2005年11月20日(日) 09時34分
強度偽装マンション、2棟は自壊の恐れも(読売新聞)
耐震強度が偽装されていた東京、千葉、神奈川の1都2県のマンションなど21棟のうち、すでに完成し居住者のいる千葉県船橋市と神奈川県川崎市のマンション各1棟は、地震などがなくても、長期的には自らの重みなどで壊れる可能性が高いことが19日、国土交通省などの調べでわかった。
この2棟は、耐震強度が建築基準法で定められた基準の3〜7割だったことが判明しているが、自壊の可能性も浮上したことで、今後、住民の退去が避けられない見通しとなった。
耐震強度などを示す構造計算書が偽造されていた問題の21棟(うち14棟は完成)について、国交省は、建築確認を行った民間の指定確認検査機関・イーホームズ(東京都新宿区)から関係書類の提供を受けて、強度の再計算を進めている。
船橋市の賃貸マンション「湊町中央ビル」(10階建て)と川崎市の分譲マンション「グランドステージ川崎大師」(9階建て)の計2棟については、19日までに、その作業が終了した。

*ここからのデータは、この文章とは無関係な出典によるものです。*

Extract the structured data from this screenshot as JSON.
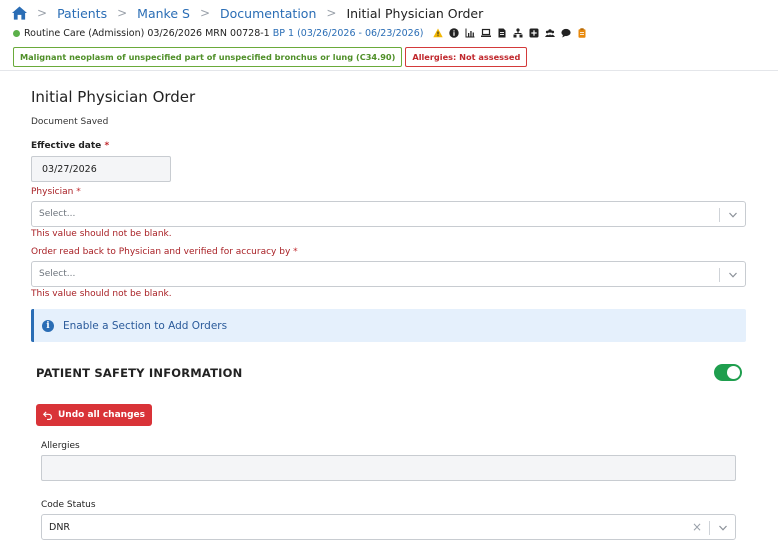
{
  "breadcrumb": {
    "items": [
      {
        "label": "Patients"
      },
      {
        "label": "Manke S"
      },
      {
        "label": "Documentation"
      }
    ],
    "current": "Initial Physician Order"
  },
  "patient": {
    "summary": "Routine Care (Admission) 03/26/2026 MRN 00728-1",
    "benefit_period": "BP 1 (03/26/2026 - 06/23/2026)",
    "status_color": "#5bb04a",
    "icons": [
      "warning-icon",
      "info-icon",
      "chart-icon",
      "laptop-icon",
      "document-icon",
      "org-chart-icon",
      "plus-square-icon",
      "group-icon",
      "chat-icon",
      "clipboard-icon"
    ]
  },
  "tags": {
    "diagnosis": "Malignant neoplasm of unspecified part of unspecified bronchus or lung (C34.90)",
    "allergies": "Allergies: Not assessed"
  },
  "form": {
    "title": "Initial Physician Order",
    "status": "Document Saved",
    "effective_date": {
      "label": "Effective date",
      "value": "03/27/2026"
    },
    "physician": {
      "label": "Physician",
      "placeholder": "Select...",
      "error": "This value should not be blank."
    },
    "read_back": {
      "label": "Order read back to Physician and verified for accuracy by",
      "placeholder": "Select...",
      "error": "This value should not be blank."
    },
    "info_message": "Enable a Section to Add Orders"
  },
  "safety": {
    "title": "PATIENT SAFETY INFORMATION",
    "toggle_on": true,
    "undo_label": "Undo all changes",
    "allergies_label": "Allergies",
    "allergies_value": "",
    "code_status_label": "Code Status",
    "code_status_value": "DNR"
  },
  "colors": {
    "link": "#2a6db5",
    "error": "#a82025",
    "toggle": "#1f9e4e",
    "undo": "#d93338",
    "info_bg": "#e5f0fc"
  }
}
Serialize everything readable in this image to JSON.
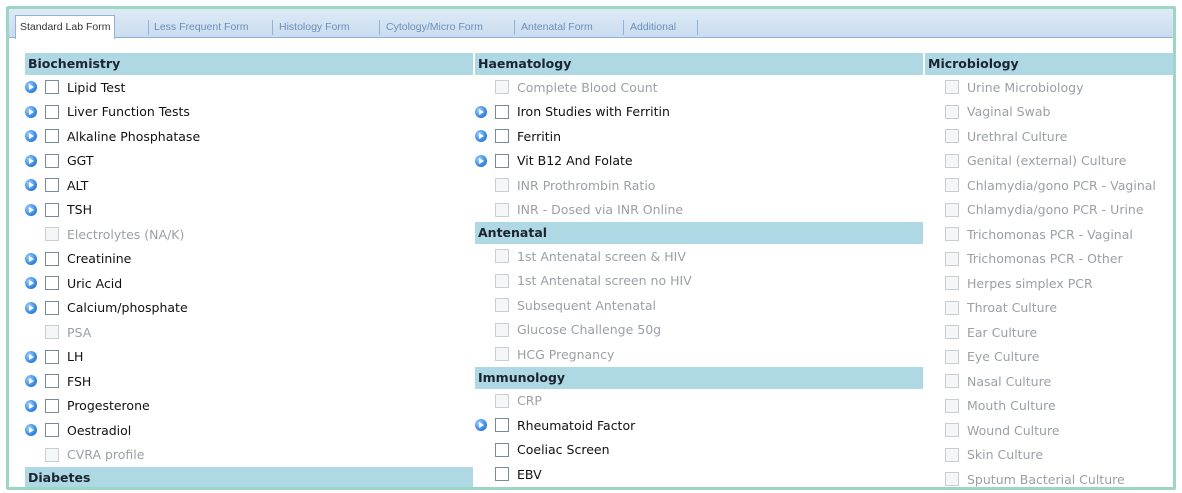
{
  "tabs": [
    {
      "label": "Standard Lab Form",
      "active": true
    },
    {
      "label": "Less Frequent Form",
      "active": false
    },
    {
      "label": "Histology Form",
      "active": false
    },
    {
      "label": "Cytology/Micro Form",
      "active": false
    },
    {
      "label": "Antenatal Form",
      "active": false
    },
    {
      "label": "Additional",
      "active": false
    }
  ],
  "columns": [
    {
      "sections": [
        {
          "title": "Biochemistry",
          "items": [
            {
              "label": "Lipid Test",
              "info": true,
              "enabled": true
            },
            {
              "label": "Liver Function Tests",
              "info": true,
              "enabled": true
            },
            {
              "label": "Alkaline Phosphatase",
              "info": true,
              "enabled": true
            },
            {
              "label": "GGT",
              "info": true,
              "enabled": true
            },
            {
              "label": "ALT",
              "info": true,
              "enabled": true
            },
            {
              "label": "TSH",
              "info": true,
              "enabled": true
            },
            {
              "label": "Electrolytes (NA/K)",
              "info": false,
              "enabled": false
            },
            {
              "label": "Creatinine",
              "info": true,
              "enabled": true
            },
            {
              "label": "Uric Acid",
              "info": true,
              "enabled": true
            },
            {
              "label": "Calcium/phosphate",
              "info": true,
              "enabled": true
            },
            {
              "label": "PSA",
              "info": false,
              "enabled": false
            },
            {
              "label": "LH",
              "info": true,
              "enabled": true
            },
            {
              "label": "FSH",
              "info": true,
              "enabled": true
            },
            {
              "label": "Progesterone",
              "info": true,
              "enabled": true
            },
            {
              "label": "Oestradiol",
              "info": true,
              "enabled": true
            },
            {
              "label": "CVRA profile",
              "info": false,
              "enabled": false
            }
          ]
        },
        {
          "title": "Diabetes",
          "items": []
        }
      ]
    },
    {
      "sections": [
        {
          "title": "Haematology",
          "items": [
            {
              "label": "Complete Blood Count",
              "info": false,
              "enabled": false
            },
            {
              "label": "Iron Studies with Ferritin",
              "info": true,
              "enabled": true
            },
            {
              "label": "Ferritin",
              "info": true,
              "enabled": true
            },
            {
              "label": "Vit B12 And Folate",
              "info": true,
              "enabled": true
            },
            {
              "label": "INR Prothrombin Ratio",
              "info": false,
              "enabled": false
            },
            {
              "label": "INR - Dosed via INR Online",
              "info": false,
              "enabled": false
            }
          ]
        },
        {
          "title": "Antenatal",
          "items": [
            {
              "label": "1st Antenatal screen & HIV",
              "info": false,
              "enabled": false
            },
            {
              "label": "1st Antenatal screen no HIV",
              "info": false,
              "enabled": false
            },
            {
              "label": "Subsequent Antenatal",
              "info": false,
              "enabled": false
            },
            {
              "label": "Glucose Challenge 50g",
              "info": false,
              "enabled": false
            },
            {
              "label": "HCG Pregnancy",
              "info": false,
              "enabled": false
            }
          ]
        },
        {
          "title": "Immunology",
          "items": [
            {
              "label": "CRP",
              "info": false,
              "enabled": false
            },
            {
              "label": "Rheumatoid Factor",
              "info": true,
              "enabled": true
            },
            {
              "label": "Coeliac Screen",
              "info": false,
              "enabled": true
            },
            {
              "label": "EBV",
              "info": false,
              "enabled": true
            }
          ]
        }
      ]
    },
    {
      "sections": [
        {
          "title": "Microbiology",
          "items": [
            {
              "label": "Urine Microbiology",
              "info": false,
              "enabled": false
            },
            {
              "label": "Vaginal Swab",
              "info": false,
              "enabled": false
            },
            {
              "label": "Urethral Culture",
              "info": false,
              "enabled": false
            },
            {
              "label": "Genital (external) Culture",
              "info": false,
              "enabled": false
            },
            {
              "label": "Chlamydia/gono PCR - Vaginal",
              "info": false,
              "enabled": false
            },
            {
              "label": "Chlamydia/gono PCR - Urine",
              "info": false,
              "enabled": false
            },
            {
              "label": "Trichomonas PCR - Vaginal",
              "info": false,
              "enabled": false
            },
            {
              "label": "Trichomonas PCR - Other",
              "info": false,
              "enabled": false
            },
            {
              "label": "Herpes simplex PCR",
              "info": false,
              "enabled": false
            },
            {
              "label": "Throat Culture",
              "info": false,
              "enabled": false
            },
            {
              "label": "Ear Culture",
              "info": false,
              "enabled": false
            },
            {
              "label": "Eye Culture",
              "info": false,
              "enabled": false
            },
            {
              "label": "Nasal Culture",
              "info": false,
              "enabled": false
            },
            {
              "label": "Mouth Culture",
              "info": false,
              "enabled": false
            },
            {
              "label": "Wound Culture",
              "info": false,
              "enabled": false
            },
            {
              "label": "Skin Culture",
              "info": false,
              "enabled": false
            },
            {
              "label": "Sputum Bacterial Culture",
              "info": false,
              "enabled": false
            }
          ]
        }
      ]
    }
  ]
}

この中で、建築物の骨格である柱や梁(はり)に、マンション自体の重みや家具や住民などの重量が常時、どれほどかかっているかを示す「長期応力度」を調べたところ、問題の2棟のマンションのそれは、建築基準法の許容範囲を逸脱していることが判明した。
構造計算を請け負った姉歯(あねは)建築設計事務所(千葉県市川市)が、建物にかかる地震力の数値を約半分にして入力した結果、柱が細く、鉄筋が少ない建物ができあがっていたもので、国交省では「この長期応力度では、5年後とか10年後に、何も起きていなくても柱や梁が折れ曲がってくる恐れもある」とみている。
同省では今後、マンション1棟1棟について、補修工事で間に合うか、それとも建て替えが必要かを、地元自治体と協力しながら詳しく分析するが、問題の2棟については、極端な耐震強度不足に加え、長期応力度にも問題があることが判明したことで、建て替えの必要性はさらに高まった。

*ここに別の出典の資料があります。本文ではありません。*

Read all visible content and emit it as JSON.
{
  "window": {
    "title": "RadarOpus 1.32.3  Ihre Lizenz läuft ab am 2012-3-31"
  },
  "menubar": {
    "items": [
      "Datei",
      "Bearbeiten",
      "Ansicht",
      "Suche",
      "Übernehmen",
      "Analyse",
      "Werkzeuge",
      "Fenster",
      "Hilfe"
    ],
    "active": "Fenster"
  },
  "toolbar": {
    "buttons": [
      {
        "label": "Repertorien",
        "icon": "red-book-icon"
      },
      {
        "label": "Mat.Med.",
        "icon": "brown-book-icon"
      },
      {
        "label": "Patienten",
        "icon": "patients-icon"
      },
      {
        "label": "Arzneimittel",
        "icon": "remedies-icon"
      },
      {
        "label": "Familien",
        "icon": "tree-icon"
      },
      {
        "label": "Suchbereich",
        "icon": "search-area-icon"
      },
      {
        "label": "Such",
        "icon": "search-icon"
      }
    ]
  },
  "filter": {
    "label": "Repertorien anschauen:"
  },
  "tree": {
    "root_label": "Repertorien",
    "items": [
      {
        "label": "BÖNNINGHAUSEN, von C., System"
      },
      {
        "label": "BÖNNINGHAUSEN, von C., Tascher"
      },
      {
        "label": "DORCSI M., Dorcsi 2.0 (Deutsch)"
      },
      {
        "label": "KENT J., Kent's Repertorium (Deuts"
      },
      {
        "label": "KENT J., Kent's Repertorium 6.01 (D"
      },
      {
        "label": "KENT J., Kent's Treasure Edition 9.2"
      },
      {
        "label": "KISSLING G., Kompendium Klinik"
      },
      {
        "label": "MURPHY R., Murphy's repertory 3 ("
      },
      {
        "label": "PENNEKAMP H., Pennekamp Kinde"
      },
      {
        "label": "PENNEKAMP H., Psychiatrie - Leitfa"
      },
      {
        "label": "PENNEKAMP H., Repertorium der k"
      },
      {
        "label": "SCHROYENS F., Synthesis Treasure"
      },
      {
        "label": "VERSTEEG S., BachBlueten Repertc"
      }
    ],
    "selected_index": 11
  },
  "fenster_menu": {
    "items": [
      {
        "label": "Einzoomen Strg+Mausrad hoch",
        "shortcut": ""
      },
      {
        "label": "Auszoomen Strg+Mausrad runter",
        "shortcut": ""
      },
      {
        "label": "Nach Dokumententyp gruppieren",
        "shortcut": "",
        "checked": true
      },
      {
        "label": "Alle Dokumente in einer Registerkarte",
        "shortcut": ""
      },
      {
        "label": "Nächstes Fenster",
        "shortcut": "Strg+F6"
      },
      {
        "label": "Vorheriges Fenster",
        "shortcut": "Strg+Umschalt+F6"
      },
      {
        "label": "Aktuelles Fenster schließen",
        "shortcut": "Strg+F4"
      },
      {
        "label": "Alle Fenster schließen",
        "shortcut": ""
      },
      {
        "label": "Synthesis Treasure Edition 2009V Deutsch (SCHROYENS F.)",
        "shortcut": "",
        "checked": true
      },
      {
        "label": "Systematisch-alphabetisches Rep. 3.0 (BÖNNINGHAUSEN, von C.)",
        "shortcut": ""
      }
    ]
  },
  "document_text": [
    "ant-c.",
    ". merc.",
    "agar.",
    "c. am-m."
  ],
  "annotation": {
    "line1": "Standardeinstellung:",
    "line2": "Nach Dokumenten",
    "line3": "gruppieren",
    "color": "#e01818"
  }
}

船橋市は20日、「湊町中央ビル」がある地元自治会向けに説明会を開く予定だが、入居者の男性会社員(26)は、「すぐに引っ越したいが、オーナー会社からは具体的な説明がなくどうしようもない」と怒りの表情。「グランドステージ川崎大師」の居住者からも「不安が増すばかり」との声が上がっており、川崎市が20日、説明会を開く。